In California, at least, he begged Trump for almost everything in June to facilitate the attacks that had affected businesses at farms, construction sites, restaurants and hotels. Instead, do an honest work on immigration reform, they pleaded, so we can meet the needs of our labor in a more practical and humane way.
It makes sense, but politically, it’s not about TV ads raiding the streets, recruiting ice commandos and arresting Tamale vendors.
The Los Angeles Regional Chamber of Commerce CEO said small businesses, restaurants, moms and pops have been hit particularly hard. Those who survived the pandemic were once again kneeled in the attack.
With the Supreme Court decision, Salinas told me, “I think there’s a lot of fear that this will come back more vigorously than before.”
From a broader economic perspective, massive deportation is meaningless. It’s clear in particular that Trump is not the violent criminal he continues to talk about.
Giovanni Peri, director of the UC Davis Global Migration Center, said he is in the midst of a similar demographic transformation to that of Japan, addressing the challenges of aging and restrictive immigration policy.
“We will lose nearly a million Americans each year over the next decade, simply because of aging,” Peri told me. “We have a very large elderly population, which… requires a lot of services in home healthcare (and other industries), but there are less and less workers to do these types of jobs.”
Dowell Myers, A. has been studying these trends for years.
“The numbers are simple and easy to read,” Myers said. Every year, the ratio of workers to retirees decreases and continues. This means that even as a number of balloons for retirees, we are heading towards a serious shortage of workers paying for Social Security and Medicare.

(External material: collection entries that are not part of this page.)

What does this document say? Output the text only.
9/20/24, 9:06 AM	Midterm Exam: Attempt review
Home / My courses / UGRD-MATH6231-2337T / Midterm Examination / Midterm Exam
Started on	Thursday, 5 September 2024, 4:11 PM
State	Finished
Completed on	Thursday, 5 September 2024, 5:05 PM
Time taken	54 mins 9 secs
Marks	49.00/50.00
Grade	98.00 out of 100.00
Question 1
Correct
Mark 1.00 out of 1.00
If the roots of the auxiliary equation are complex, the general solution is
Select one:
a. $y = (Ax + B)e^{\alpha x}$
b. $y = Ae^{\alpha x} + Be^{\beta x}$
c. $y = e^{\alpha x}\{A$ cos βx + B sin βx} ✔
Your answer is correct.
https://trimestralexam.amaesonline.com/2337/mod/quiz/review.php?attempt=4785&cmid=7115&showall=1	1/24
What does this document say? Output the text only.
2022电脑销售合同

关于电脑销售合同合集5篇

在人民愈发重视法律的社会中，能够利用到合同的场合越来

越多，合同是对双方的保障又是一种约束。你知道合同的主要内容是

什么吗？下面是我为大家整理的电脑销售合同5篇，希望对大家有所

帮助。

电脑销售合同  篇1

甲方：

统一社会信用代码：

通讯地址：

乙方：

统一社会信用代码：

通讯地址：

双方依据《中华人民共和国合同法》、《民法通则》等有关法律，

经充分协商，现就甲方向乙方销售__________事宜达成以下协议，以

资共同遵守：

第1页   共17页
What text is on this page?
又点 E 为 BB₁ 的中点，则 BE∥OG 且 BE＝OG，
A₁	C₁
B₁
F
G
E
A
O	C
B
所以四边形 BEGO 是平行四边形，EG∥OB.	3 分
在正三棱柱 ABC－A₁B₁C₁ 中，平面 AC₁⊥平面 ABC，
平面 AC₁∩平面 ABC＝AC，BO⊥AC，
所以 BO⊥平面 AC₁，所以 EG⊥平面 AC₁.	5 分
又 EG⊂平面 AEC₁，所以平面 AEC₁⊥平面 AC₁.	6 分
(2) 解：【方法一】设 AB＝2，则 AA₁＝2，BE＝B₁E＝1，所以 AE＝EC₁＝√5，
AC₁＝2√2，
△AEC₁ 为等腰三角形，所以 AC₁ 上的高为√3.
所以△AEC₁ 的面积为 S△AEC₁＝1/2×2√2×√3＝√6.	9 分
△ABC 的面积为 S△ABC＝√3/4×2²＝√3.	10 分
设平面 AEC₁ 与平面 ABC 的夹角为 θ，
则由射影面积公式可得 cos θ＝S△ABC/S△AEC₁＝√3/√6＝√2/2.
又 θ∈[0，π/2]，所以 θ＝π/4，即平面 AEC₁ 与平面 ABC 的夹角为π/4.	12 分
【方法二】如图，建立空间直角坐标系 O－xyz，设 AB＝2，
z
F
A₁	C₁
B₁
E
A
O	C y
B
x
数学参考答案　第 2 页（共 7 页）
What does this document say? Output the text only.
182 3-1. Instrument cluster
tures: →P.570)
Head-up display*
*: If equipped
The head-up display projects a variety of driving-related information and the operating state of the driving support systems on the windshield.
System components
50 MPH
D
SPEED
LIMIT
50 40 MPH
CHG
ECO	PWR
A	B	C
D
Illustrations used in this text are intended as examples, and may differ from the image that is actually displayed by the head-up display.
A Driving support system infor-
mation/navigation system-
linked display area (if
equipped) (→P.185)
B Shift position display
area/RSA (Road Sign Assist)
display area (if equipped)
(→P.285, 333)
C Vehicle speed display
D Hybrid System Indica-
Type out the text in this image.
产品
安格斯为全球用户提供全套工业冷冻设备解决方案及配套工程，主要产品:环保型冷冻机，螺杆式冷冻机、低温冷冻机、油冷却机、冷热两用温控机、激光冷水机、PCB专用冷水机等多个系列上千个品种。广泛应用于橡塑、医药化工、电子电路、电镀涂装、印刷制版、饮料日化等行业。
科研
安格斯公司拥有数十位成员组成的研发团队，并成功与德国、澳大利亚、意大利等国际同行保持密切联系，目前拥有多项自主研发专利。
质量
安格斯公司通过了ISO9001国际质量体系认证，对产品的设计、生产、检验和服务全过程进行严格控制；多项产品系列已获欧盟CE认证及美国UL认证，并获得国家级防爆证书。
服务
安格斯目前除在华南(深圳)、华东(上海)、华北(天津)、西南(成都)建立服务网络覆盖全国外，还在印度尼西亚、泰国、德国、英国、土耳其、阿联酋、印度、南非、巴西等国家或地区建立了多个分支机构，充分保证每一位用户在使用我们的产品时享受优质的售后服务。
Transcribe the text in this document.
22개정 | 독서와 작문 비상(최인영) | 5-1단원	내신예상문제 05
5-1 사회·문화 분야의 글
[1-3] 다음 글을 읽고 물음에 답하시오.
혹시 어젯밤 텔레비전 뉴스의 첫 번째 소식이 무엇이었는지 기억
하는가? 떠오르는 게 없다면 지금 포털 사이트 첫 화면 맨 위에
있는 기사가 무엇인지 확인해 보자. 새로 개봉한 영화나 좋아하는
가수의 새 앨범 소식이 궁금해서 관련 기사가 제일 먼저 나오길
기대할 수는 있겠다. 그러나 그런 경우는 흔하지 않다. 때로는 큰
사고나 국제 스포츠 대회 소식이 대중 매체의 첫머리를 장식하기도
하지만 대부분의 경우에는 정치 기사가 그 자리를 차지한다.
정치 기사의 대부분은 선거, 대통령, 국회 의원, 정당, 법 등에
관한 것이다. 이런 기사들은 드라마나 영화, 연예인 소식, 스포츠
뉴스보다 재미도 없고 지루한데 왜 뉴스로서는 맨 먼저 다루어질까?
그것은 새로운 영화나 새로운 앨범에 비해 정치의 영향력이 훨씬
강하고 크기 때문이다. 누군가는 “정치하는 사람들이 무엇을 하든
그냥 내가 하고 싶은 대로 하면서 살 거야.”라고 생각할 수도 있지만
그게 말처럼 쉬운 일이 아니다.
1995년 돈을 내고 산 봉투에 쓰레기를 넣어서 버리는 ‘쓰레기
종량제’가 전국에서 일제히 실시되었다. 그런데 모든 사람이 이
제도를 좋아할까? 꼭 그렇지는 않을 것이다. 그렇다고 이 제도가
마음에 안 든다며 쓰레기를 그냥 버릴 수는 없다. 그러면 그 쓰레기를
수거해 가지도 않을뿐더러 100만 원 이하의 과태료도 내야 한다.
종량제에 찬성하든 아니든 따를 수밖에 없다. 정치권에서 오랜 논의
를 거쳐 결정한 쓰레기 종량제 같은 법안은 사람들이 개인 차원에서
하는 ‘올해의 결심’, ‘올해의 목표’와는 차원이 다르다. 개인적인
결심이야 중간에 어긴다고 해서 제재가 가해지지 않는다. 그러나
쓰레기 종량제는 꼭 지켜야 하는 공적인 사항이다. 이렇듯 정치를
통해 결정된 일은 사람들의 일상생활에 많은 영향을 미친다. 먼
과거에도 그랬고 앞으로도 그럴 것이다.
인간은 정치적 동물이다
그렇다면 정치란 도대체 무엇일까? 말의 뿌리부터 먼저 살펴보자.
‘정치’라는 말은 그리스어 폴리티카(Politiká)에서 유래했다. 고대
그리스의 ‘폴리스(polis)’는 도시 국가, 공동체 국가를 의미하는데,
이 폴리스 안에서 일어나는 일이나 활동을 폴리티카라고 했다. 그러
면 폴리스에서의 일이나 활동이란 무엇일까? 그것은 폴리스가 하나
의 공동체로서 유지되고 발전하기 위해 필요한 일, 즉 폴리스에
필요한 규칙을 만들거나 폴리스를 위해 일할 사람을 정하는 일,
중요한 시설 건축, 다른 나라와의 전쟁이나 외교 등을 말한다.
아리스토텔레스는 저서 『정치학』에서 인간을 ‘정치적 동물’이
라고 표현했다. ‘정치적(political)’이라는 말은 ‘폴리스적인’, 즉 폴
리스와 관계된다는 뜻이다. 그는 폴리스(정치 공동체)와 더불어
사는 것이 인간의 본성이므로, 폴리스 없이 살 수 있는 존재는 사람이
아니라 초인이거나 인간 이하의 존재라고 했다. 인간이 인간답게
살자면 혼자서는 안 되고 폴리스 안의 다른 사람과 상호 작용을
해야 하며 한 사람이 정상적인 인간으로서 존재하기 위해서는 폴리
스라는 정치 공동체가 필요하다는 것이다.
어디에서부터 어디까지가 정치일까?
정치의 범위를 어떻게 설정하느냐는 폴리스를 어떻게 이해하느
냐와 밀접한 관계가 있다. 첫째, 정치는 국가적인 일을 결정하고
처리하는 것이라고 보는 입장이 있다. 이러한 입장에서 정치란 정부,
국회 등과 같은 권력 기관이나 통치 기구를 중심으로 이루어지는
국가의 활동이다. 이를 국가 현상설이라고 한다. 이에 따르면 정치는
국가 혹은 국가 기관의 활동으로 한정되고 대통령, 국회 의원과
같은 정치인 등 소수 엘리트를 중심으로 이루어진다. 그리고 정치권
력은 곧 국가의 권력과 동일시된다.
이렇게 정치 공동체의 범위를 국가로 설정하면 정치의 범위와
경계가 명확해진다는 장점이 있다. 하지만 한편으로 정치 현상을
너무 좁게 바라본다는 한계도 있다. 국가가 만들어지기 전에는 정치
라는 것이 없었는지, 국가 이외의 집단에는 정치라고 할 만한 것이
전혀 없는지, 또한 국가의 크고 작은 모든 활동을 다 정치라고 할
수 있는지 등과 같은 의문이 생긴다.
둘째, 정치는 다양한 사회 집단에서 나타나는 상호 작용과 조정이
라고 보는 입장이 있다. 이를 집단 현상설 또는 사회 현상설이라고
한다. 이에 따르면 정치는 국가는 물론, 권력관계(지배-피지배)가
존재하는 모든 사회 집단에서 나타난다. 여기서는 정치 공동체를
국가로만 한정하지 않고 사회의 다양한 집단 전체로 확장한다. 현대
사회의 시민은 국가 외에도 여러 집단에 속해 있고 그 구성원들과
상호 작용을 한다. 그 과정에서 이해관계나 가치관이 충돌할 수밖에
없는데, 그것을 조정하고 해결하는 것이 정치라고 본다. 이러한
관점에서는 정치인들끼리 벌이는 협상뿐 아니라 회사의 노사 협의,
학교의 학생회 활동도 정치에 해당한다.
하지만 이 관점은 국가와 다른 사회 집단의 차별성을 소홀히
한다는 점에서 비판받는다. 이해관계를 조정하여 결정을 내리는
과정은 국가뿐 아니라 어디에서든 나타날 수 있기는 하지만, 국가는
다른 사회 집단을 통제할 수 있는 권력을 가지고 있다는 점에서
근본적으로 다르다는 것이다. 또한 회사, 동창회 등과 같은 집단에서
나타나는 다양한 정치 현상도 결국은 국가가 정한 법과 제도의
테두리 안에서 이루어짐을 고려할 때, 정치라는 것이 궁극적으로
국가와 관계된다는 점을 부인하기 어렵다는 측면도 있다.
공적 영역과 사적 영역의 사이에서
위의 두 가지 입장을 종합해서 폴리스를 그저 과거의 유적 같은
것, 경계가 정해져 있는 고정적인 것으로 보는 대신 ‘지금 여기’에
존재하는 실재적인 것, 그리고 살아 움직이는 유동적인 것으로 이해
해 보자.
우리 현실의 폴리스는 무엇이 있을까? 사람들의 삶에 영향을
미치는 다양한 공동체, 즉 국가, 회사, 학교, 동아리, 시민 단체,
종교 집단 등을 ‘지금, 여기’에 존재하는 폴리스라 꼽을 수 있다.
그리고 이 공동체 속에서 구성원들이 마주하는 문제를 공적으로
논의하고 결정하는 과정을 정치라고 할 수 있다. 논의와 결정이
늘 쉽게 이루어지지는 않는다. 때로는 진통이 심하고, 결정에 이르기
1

If we really wanted to stop immigration, Myers said, “We should send all the ice workers to the border. But if you’re going to take 10 and 20 years of people here uproot, there are also extreme social and economic costs.”
Despite the risk of the attack, three men embraced hope for work where workers were still gathering. Two of them told me they had legal status. “But there’s very little work,” Gavino Dominguez said.
The third one he said was undocumented, circled the parking lot and was left to serve the contractors.
General contractor Humberto Andredo loaded concrete and other supplies into trucks. He said he lost a scary employee for a week and another for two weeks. They were desperate and came back because they had to pay the bill.
“The California housing shortage was already terrible before the fire, but now it’s getting 10 times worse,” he says, representing a developer whose Altadena rebuild project was temporarily slower after a visit from ICE agents in June.
“It’s more than pissing these people to slow or shut down work sites. There will be fewer people trying to start a project,” Harris said as building permits are beginning to flow.
Harris said most people in the office have legal status. “But if the shovel doesn’t hit the ground, the costs are all borne by everyone, slowing down the rebuilding of LA.”
There are many uplifts on the road to the golden age of prosperity.